CHICAGO — Avocado oil and purple corn, among other trending ingredients, are featured in products debuting at the Sweets & Snacks Expo from Utz Quality Foods, L.L.C. The company’s Snikiddy brand is introducing Purple Corn Puffs in white cheddar and sea salt varieties. From the Good Health brand, a range of Ridge Cut Potato Chips cooked in avocado oil is set to launch.
The products join a growing portfolio of chips, pretzels and popcorn made with premium, nutritious ingredients such as beans, beets and broccoli.
|Mary Schulman, vice-president of strategy for the Good Health and Snikiddy brands
“Good Health is known for being a trailblazer in healthy snacking,” said Mary Schulman, vice-president of strategy for the Good Health and Snikiddy brands, in an interview with Food Business News.
An extension of the brand’s popular line of Avocado Oil Kettle-Style Potato Chips, the new ridge-cut varieties include sea salt, jalapeño cheddar jack, buffalo and cool blue ranch, and creamy French onion.
Other new offerings from Good Health include Organic Black Bean & Rice Tortillas chips, Gluten Free Pretzels and Veggie Pretzels, which are sprinkled with Himalayan salt and formulated with spinach, broccoli, carrots, tomatoes, beets and shiitake mushrooms.
From Snikiddy, which Ms.
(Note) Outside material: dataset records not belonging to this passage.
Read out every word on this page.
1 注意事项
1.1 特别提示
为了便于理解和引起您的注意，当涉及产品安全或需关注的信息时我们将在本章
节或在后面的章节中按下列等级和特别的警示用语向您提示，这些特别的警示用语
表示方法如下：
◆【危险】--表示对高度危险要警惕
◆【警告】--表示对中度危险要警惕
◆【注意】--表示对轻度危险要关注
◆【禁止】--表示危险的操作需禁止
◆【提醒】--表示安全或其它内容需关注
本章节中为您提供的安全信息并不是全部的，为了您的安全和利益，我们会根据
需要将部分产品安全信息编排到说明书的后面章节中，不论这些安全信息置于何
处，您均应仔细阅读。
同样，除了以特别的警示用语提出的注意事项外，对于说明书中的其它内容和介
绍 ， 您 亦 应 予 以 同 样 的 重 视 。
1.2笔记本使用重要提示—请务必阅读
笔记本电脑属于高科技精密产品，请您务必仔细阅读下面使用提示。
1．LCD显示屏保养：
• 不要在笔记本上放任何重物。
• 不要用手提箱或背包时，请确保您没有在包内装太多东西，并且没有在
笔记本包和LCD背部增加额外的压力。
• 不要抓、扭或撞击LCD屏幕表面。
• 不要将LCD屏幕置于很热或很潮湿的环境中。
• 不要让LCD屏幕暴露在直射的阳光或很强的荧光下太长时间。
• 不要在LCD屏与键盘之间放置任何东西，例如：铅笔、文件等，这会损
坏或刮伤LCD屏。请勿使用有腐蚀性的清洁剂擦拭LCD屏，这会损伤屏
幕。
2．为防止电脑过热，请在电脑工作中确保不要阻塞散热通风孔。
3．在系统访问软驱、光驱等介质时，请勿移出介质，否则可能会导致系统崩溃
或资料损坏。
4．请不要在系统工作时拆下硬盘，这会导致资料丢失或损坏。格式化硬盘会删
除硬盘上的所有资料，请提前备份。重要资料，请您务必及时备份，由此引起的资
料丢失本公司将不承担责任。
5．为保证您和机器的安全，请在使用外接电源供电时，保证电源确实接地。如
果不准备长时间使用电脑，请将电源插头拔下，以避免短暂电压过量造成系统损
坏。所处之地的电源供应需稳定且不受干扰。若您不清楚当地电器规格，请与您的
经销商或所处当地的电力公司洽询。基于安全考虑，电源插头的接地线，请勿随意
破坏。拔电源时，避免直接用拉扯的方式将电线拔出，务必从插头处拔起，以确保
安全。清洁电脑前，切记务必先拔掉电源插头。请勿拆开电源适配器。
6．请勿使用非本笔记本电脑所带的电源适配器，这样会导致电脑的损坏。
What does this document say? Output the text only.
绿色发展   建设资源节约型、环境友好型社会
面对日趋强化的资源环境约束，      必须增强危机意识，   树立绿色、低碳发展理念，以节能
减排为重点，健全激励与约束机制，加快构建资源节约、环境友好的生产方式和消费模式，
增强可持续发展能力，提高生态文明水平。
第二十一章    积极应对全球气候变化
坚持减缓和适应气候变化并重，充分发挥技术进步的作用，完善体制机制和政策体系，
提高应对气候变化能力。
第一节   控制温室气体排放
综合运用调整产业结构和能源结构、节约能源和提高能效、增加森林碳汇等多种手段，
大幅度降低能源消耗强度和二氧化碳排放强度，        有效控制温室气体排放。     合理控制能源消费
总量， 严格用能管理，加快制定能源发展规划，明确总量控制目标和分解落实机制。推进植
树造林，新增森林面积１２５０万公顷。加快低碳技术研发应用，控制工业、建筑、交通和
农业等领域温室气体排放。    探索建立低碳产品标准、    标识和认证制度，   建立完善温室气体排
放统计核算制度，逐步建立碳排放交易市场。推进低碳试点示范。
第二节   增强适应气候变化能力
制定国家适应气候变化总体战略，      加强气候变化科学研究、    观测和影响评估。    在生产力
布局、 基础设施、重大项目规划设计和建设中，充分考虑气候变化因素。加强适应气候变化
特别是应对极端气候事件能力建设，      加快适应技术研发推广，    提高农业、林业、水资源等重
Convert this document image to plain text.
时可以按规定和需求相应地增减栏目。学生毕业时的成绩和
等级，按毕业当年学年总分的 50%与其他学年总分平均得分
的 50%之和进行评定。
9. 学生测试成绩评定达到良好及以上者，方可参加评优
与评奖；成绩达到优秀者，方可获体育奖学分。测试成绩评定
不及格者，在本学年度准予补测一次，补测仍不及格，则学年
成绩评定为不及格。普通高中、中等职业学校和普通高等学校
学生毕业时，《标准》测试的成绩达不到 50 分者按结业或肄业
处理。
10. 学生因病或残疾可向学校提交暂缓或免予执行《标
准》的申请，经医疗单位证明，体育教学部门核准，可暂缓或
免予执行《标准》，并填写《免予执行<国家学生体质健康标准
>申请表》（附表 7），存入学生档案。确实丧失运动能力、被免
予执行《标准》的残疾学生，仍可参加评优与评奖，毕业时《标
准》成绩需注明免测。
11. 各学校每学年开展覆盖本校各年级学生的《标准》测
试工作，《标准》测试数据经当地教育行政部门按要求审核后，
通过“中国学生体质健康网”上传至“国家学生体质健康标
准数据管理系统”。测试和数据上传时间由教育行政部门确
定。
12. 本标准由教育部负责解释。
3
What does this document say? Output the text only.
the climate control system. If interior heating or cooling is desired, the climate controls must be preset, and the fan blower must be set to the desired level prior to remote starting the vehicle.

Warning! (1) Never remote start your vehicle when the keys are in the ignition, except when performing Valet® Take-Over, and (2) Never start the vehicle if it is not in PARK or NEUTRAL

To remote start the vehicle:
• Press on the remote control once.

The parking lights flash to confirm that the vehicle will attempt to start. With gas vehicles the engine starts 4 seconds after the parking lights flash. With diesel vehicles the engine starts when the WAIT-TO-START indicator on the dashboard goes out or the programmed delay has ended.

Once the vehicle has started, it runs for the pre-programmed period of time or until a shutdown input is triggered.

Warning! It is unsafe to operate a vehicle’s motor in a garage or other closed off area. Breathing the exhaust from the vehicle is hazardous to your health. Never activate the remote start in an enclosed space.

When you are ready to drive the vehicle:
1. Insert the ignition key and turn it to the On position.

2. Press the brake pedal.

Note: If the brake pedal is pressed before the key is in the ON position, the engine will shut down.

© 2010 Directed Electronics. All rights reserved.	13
Schulman co-founded with her mother in 2006, the new Purple Corn Puffs align with the brand’s mission to deliver healthy, appealing snacks for children, she said.
“These younger snackers, we believe, will think that purple puffs are super fun,” Ms. Schulman said. “They are Non-GMO Project verified and carry the Whole Grain Stamp. The purple puff is made with purple corn; it’s a beautiful violet color, and it tastes delicious.”
Snikiddy also is reintroducing its Baked Grilled Cheese Puffs and Baked Mac N’ Cheese Puffs, which are now U.S.D.A. certified organic, and a Baked Fries line made with 70% organic ingredients. The organic overhaul came in response to changing consumer preferences and expectations.
“Particularly people with younger children are looking for that seal of approval, and I think it’s more widely expected now and looked for, and we really felt this was the right thing to do for the consumer,” Ms. Schulman said.
Inspiration for creating Snikiddy struck while Ms. Schulman was pregnant with her first child.
“I grew up eating healthy, and as a mom I wanted to be able to offer healthier snacks to my future children,” she said. “As I looked around the grocery store, I didn’t find snacks that I would have been excited about feeding them because they were laden with artificial flavors and preservatives, and I really wanted to be able to provide my children with a cleaner diet.
“I also knew that children are going to snack; it’s inevitable… I figured other moms like myself would be happy to provide healthier snacks to their families.”
To stay current in the competitive snack market, Ms. Schulman tracks trends in other categories and industries.
“You could look at what restaurants are doing or even completely different verticals like the beauty industry,” she said. “I’m always keeping track of what those trends are, maybe not necessarily in the snacking world, but outside of that, and evaluating if they might translate into the snacking world.”
Utz Quality Foods, the largest privately-held salty snack company in the United States, acquired Good Health in 2014 and Snikiddy in 2015. Both brands are sold in approximately 5,000 retail outlets nationwide.“We think both Good Health and Snikiddy can play within all of the snacking areas and maybe even across other verticals in the store,” Ms. Schulman said. “We haven’t determined that, but we’re always evaluating that and looking to do the best we can do for our consumer and making sure we’re delivering what they need and want.”